Sporting de Gijón perfila su alineación ante el Granada con cambios obligados para cerrar 2025 en El Molinón

Periodista Deportivo |

El Sporting busca continuidad en casa con ajustes defensivos y un ataque más reconocible

El Sporting de Gijón afronta su último partido liguero como local de 2025 con la necesidad de mantener la inercia positiva lograda en Anoeta. El objetivo es claro: evitar el punto muerto competitivo y convertir El Molinón en un impulso real hacia la zona caliente de la tabla. El rival será un Granada CF con potencial individual, pero castigado por la clasificación, un contexto que invita a creer sin caer en la euforia.

Borja Jiménez sabe que no podrá repetir el mismo plan. Las circunstancias obligan a retocar piezas clave y a recuperar una estructura más reconocible, especialmente en fase ofensiva. La idea es sencilla y exigente a la vez: ganar, sumar y cerrar el año con buenas sensaciones ante su gente.

Bajas sensibles y un regreso que suma profundidad desde el banquillo

El técnico rojiblanco no podrá contar con Lucas Perrin ni Justin Smith, ambos sancionados. Dos ausencias que afectan directamente al esqueleto del equipo y que fuerzan cambios tanto en la zaga como en la medular. A cambio, el Sporting de Gijón recupera a Jonathan Dubasin, uno de los futbolistas más determinantes de la temporada, aunque todo apunta a que su papel será como revulsivo.

En la portería no se esperan sorpresas. Rubén Yáñez seguirá bajo palos tras la portería a cero lograda en Anoeta, una de las bases del reciente crecimiento competitivo. En defensa, la ausencia de Perrin abre la puerta al regreso de Pablo Vázquez, que formará pareja con Eric Curbelo, mientras que los costados serán para Guille Rosas y Diego Sánchez, ya asentado tras su renovación.

La segunda baja obligada condiciona el centro del campo. Sin Justin Smith, el cuerpo técnico opta por una fórmula más clásica, apostando por el equilibrio y la lectura de partido desde la base.
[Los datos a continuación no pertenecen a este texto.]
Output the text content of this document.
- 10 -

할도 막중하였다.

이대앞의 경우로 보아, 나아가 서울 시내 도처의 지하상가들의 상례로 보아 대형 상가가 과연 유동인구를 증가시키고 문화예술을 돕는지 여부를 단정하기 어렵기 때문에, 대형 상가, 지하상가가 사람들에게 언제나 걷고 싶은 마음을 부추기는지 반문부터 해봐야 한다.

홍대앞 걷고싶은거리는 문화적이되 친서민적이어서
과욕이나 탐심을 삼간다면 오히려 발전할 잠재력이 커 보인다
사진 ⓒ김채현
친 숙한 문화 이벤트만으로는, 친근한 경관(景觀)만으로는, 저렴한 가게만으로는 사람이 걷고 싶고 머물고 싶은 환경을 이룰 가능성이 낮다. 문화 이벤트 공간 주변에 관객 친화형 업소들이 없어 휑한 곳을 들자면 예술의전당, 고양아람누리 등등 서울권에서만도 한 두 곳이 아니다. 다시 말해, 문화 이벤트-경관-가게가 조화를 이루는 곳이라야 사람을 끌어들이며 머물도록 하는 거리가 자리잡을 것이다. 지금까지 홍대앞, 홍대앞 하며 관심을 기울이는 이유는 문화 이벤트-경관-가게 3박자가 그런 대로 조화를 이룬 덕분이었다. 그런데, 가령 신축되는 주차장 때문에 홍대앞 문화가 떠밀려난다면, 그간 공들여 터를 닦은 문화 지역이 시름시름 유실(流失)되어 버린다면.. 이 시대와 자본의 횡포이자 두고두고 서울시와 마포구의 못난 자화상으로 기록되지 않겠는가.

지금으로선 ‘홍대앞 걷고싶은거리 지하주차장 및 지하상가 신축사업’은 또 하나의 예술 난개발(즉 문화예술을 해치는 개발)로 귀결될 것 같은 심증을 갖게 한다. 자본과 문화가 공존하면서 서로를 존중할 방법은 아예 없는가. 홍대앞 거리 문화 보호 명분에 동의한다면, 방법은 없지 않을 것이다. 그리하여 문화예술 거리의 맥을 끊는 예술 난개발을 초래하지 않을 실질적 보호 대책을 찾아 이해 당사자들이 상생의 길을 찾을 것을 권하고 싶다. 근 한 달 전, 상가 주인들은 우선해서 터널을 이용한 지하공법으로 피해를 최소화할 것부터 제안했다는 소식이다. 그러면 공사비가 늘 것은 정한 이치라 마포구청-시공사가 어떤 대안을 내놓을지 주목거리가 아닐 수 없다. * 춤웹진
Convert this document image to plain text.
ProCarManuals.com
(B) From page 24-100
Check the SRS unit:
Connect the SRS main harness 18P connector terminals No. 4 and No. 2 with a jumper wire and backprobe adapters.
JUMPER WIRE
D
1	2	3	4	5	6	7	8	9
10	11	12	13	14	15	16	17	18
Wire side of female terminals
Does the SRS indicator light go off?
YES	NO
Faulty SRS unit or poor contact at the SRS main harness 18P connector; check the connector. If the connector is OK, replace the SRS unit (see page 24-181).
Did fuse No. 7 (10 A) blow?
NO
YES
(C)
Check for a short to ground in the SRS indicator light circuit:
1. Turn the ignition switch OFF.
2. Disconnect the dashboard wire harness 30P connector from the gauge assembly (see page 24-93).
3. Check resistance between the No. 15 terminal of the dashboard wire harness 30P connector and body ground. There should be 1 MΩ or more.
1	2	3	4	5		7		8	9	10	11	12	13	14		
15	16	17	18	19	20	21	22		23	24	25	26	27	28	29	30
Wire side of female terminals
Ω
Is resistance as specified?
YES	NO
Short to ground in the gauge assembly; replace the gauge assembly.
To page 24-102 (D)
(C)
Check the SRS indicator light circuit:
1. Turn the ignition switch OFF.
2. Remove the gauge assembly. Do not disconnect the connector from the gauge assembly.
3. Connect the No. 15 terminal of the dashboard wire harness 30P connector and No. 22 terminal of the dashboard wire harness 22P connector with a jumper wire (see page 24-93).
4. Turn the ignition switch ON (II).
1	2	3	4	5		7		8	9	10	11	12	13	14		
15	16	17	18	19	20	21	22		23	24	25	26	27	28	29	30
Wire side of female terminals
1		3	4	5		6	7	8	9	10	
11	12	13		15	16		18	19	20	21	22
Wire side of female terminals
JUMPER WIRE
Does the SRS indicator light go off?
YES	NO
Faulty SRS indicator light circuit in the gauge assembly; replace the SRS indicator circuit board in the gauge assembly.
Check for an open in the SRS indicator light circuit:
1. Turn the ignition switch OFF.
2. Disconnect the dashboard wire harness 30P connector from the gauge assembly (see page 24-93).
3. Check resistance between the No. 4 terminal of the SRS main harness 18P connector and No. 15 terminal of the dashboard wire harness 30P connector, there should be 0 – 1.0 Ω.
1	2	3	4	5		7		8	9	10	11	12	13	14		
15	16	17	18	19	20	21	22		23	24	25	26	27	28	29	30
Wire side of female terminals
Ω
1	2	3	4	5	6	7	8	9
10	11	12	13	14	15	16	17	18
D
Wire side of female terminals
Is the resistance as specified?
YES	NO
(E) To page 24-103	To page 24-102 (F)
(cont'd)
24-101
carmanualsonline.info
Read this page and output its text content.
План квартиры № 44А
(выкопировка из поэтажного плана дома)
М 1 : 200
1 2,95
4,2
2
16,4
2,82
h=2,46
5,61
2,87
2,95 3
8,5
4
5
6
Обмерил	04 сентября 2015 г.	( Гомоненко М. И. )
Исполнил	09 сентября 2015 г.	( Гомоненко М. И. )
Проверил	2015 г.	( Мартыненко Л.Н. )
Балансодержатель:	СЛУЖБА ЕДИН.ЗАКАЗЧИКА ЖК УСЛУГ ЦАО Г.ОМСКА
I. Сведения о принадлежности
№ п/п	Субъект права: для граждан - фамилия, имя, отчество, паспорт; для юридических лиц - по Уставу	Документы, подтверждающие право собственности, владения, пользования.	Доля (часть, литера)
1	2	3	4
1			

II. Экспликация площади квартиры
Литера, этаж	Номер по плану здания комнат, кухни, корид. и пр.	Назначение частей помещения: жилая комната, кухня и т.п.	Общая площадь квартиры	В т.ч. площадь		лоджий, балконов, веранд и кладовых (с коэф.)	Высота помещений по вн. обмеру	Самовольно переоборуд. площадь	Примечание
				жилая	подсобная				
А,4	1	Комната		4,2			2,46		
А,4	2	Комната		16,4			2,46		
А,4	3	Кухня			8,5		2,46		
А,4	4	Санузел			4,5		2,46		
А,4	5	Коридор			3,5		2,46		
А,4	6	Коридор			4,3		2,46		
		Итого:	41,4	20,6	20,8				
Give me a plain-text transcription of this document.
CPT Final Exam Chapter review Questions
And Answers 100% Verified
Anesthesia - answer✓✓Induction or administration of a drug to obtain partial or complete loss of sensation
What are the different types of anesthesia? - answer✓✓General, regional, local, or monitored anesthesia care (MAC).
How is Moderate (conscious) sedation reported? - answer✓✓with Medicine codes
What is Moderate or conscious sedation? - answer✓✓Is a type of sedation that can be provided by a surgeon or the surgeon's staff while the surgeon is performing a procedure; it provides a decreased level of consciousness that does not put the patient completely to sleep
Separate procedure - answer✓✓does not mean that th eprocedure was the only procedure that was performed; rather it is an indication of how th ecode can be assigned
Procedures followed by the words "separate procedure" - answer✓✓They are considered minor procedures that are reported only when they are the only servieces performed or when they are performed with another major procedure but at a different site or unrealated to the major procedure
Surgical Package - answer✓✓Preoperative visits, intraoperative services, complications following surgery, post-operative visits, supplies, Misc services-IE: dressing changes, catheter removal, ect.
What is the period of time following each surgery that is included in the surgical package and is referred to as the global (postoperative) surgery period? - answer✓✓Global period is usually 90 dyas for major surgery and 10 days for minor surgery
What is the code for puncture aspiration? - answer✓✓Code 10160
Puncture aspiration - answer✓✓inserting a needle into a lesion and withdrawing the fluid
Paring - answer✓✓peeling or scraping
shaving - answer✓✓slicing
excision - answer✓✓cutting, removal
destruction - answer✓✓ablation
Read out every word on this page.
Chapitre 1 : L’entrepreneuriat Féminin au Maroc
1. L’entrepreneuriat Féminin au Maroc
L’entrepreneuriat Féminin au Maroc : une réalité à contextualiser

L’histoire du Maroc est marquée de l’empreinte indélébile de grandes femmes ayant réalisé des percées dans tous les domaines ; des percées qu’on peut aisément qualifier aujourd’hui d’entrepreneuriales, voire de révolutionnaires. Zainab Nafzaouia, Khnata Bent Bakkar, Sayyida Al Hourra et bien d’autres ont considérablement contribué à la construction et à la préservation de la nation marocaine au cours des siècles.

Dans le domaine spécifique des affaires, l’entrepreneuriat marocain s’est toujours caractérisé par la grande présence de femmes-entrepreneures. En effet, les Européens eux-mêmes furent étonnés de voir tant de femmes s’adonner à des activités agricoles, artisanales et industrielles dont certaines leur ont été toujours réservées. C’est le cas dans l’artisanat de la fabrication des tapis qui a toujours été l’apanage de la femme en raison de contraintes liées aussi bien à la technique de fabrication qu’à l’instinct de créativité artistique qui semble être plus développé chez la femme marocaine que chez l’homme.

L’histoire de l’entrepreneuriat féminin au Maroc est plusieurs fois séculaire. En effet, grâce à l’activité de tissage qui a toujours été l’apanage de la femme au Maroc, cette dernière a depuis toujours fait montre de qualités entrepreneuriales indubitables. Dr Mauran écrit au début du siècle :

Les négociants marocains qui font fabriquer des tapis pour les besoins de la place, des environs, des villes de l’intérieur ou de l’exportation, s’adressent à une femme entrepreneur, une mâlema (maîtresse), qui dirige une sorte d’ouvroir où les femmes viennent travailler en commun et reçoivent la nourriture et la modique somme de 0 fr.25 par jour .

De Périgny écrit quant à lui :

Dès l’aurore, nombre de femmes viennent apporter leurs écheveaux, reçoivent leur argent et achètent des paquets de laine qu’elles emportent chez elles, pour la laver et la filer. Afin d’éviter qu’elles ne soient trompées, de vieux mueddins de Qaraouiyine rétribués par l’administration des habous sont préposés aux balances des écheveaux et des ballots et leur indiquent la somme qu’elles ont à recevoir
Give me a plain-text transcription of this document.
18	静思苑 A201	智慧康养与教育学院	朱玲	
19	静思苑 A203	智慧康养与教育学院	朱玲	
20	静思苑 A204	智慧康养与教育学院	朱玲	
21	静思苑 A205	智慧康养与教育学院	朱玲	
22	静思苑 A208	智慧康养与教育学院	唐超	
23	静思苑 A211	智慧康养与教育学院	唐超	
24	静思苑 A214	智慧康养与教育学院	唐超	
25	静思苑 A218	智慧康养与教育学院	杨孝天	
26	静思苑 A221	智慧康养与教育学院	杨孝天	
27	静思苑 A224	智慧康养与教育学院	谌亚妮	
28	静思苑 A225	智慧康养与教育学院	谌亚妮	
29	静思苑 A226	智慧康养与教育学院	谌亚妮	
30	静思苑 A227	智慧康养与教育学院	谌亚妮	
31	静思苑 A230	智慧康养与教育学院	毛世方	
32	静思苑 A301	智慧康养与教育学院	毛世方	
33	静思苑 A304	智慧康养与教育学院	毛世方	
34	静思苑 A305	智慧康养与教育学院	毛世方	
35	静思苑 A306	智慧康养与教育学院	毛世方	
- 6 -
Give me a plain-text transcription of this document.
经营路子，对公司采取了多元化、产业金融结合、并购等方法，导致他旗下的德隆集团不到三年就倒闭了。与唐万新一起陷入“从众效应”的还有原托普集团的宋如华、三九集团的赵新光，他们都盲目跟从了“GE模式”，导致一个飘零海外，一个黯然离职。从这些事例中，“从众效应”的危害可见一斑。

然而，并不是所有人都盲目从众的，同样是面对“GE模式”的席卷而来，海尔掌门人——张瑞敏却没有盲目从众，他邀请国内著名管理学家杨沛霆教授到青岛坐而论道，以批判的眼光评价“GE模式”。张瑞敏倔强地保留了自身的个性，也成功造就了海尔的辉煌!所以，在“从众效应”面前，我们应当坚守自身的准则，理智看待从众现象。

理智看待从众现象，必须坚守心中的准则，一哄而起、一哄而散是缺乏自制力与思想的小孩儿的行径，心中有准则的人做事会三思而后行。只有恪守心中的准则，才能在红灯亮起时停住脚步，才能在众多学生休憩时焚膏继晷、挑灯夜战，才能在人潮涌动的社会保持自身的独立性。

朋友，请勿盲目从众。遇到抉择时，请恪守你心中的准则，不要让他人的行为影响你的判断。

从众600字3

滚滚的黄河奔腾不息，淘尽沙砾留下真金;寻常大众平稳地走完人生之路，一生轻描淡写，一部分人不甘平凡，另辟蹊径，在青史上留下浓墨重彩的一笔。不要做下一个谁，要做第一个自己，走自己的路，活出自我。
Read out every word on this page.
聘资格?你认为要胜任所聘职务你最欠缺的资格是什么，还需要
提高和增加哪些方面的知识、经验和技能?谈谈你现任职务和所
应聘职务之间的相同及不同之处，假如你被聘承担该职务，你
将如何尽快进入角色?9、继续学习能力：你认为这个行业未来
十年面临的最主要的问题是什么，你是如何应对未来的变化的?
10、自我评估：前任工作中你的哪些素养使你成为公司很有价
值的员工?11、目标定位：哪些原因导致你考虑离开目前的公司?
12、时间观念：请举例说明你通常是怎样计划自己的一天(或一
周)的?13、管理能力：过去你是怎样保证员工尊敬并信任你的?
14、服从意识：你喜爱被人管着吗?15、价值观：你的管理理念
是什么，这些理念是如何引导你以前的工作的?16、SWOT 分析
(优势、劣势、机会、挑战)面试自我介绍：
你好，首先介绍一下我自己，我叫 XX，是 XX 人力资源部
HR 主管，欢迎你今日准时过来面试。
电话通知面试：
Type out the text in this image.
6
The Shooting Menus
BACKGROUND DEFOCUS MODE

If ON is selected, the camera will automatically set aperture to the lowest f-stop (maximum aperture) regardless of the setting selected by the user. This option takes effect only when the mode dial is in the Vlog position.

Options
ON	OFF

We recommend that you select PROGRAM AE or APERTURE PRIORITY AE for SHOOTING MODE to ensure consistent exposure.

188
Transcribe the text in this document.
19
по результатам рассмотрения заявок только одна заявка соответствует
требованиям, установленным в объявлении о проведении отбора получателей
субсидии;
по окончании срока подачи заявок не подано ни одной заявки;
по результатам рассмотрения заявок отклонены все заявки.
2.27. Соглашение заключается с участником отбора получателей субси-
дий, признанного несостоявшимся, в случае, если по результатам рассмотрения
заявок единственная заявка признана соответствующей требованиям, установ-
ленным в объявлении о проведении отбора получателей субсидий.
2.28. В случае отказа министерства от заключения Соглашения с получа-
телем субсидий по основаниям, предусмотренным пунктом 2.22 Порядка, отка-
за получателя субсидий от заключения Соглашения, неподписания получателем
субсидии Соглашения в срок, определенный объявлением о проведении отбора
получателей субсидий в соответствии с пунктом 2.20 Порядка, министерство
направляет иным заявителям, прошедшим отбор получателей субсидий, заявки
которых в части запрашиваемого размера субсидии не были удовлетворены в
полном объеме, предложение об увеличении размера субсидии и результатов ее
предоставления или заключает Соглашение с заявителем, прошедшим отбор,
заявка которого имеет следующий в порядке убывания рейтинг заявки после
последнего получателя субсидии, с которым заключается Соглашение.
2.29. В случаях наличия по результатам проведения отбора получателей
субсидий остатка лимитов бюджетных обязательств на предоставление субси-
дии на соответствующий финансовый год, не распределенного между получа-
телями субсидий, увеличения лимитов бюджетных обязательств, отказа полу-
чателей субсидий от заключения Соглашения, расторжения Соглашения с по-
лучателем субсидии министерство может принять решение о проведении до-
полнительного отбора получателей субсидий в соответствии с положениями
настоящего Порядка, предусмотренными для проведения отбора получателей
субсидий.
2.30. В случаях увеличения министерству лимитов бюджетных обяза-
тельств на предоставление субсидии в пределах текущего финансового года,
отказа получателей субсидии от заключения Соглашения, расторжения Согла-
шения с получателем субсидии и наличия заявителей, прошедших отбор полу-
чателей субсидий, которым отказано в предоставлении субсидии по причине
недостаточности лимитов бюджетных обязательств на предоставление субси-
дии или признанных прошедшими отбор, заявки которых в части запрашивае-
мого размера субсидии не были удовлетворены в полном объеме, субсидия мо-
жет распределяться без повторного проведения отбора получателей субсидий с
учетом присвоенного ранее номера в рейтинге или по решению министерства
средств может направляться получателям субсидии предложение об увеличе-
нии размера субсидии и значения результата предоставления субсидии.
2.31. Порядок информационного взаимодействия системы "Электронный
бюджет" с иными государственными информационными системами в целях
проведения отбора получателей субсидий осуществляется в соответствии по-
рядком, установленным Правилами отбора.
Una alineación con extremos puros y Gelabert como nexo creativo

En la sala de máquinas, Nacho Martín y Álex Corredera se perfilan como el doble pivote encargado de sostener al equipo y facilitar la transición. La ausencia de un perfil tan polivalente como Smith empuja a Borja Jiménez a recuperar un esquema más ortodoxo en ataque, con extremos naturales abiertos y un mediapunta con libertad.

La banda derecha sería para Dani Queipo, mientras que la izquierda apunta a Gaspar Campos, dos futbolistas llamados a ensanchar el campo y generar ventajas. Por dentro, Gelabert aparece como el enlace creativo, un jugador que ha encontrado el camino del gol y al que se le pide continuidad. En punta, Juan Otero volverá a liderar el ataque, buscando transformar el volumen de juego en eficacia.

La alineación que maneja el cuerpo técnico sería: Rubén Yáñez; Guille Rosas, Eric Curbelo, Pablo Vázquez, Diego Sánchez; Nacho Martín, Álex Corredera; Dani Queipo, Gelabert, Gaspar Campos y Juan Otero. Un once diseñado para competir, mandar y despedir 2025 con el alma ensanchada en El Molinón.